Halka sadece ehlî ve yabanî domuz eti mi yediriyorlar? Hastalıklı hayvanlar öldürülmüş, leşleri toprağa gömülmüş, hemen peşinden çeteler bunları çıkartmışlar, bir güzelce yüzmüşler ve satmışlar. Halka leş yedirmişler.
Beş altı sene önce bir vilayet merkezine gitmiştim. Şehrin en lüks lokantası ve kebapçısı mühürlüydü. Niçin diye sordum. Müşterilerine eşek etinden kebap yedirmiş. Eşek eti İslâm'da haramdır.
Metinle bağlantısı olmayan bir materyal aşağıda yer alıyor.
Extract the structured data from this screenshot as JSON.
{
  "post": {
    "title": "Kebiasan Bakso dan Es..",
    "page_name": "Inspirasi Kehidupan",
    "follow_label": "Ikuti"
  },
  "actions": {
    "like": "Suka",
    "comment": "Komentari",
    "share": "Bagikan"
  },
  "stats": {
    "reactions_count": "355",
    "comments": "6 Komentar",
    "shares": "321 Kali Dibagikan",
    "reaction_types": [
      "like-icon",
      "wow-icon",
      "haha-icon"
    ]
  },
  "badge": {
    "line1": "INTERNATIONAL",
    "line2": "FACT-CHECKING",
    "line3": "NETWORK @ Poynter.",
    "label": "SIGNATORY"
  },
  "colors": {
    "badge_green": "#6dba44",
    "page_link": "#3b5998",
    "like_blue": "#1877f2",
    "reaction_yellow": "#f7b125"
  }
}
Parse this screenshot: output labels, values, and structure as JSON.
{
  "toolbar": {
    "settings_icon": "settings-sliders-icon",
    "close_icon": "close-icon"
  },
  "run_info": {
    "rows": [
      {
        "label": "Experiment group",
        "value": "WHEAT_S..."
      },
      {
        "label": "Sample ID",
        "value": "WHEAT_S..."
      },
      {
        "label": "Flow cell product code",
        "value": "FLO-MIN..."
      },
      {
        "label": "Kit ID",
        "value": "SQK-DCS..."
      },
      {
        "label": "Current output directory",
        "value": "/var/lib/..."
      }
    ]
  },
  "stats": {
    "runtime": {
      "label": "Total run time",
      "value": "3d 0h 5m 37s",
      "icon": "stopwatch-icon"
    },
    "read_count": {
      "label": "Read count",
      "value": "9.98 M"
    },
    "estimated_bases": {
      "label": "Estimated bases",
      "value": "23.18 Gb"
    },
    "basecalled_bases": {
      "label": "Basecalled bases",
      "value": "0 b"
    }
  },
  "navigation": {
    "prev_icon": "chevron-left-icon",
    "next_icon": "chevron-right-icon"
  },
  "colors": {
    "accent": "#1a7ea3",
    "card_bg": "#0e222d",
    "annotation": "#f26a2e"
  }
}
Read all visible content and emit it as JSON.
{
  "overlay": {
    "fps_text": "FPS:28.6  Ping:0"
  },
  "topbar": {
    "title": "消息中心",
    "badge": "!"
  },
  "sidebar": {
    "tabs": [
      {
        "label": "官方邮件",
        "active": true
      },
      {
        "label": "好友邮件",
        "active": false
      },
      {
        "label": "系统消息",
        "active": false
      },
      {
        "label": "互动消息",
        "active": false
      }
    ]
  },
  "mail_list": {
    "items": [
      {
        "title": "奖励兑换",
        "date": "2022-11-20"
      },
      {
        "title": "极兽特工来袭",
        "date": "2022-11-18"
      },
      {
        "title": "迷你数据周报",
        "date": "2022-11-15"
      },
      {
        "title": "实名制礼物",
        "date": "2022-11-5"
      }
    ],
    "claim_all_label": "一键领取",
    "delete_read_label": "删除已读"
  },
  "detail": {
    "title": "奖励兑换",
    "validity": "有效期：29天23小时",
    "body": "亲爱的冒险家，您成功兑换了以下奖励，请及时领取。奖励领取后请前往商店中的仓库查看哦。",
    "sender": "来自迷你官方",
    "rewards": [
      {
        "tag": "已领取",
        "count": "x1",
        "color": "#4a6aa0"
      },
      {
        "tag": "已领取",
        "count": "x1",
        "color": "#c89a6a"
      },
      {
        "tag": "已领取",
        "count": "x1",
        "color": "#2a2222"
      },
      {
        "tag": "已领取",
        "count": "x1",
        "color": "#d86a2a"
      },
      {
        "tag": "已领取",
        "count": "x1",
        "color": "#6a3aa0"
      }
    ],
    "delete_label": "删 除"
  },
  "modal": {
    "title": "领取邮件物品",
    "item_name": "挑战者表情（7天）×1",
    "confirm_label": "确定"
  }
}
Türkiye'de resmen 25 bin, gerçekte 16 bin Yahudi yaşıyor. Hahambaşılık onlara, Musevî şeriatının haram kıldığı yiyecekleri yedirmemek için sıkı tedbirler alıyor. Eminönü'nde Mısır Çarşısı ile Rüstem Paşa Camii arasında bir hanın birinci katında Levi Koşer Yahudi lokantası vardır. Öğleden ikindiye kadar servis yapar. Sabahtan kapanıncaya kadar, hahambaşılığın vazifelendirdiği bir haham orada nöbet tutar. İçeriye koşer olmayan etler ve yiyecekler sokulmasın diye.
Diyanet, Müslüman halka domuz yedirilmesine karşı ne yapıyor? Bu konuda vazifeli değil mi?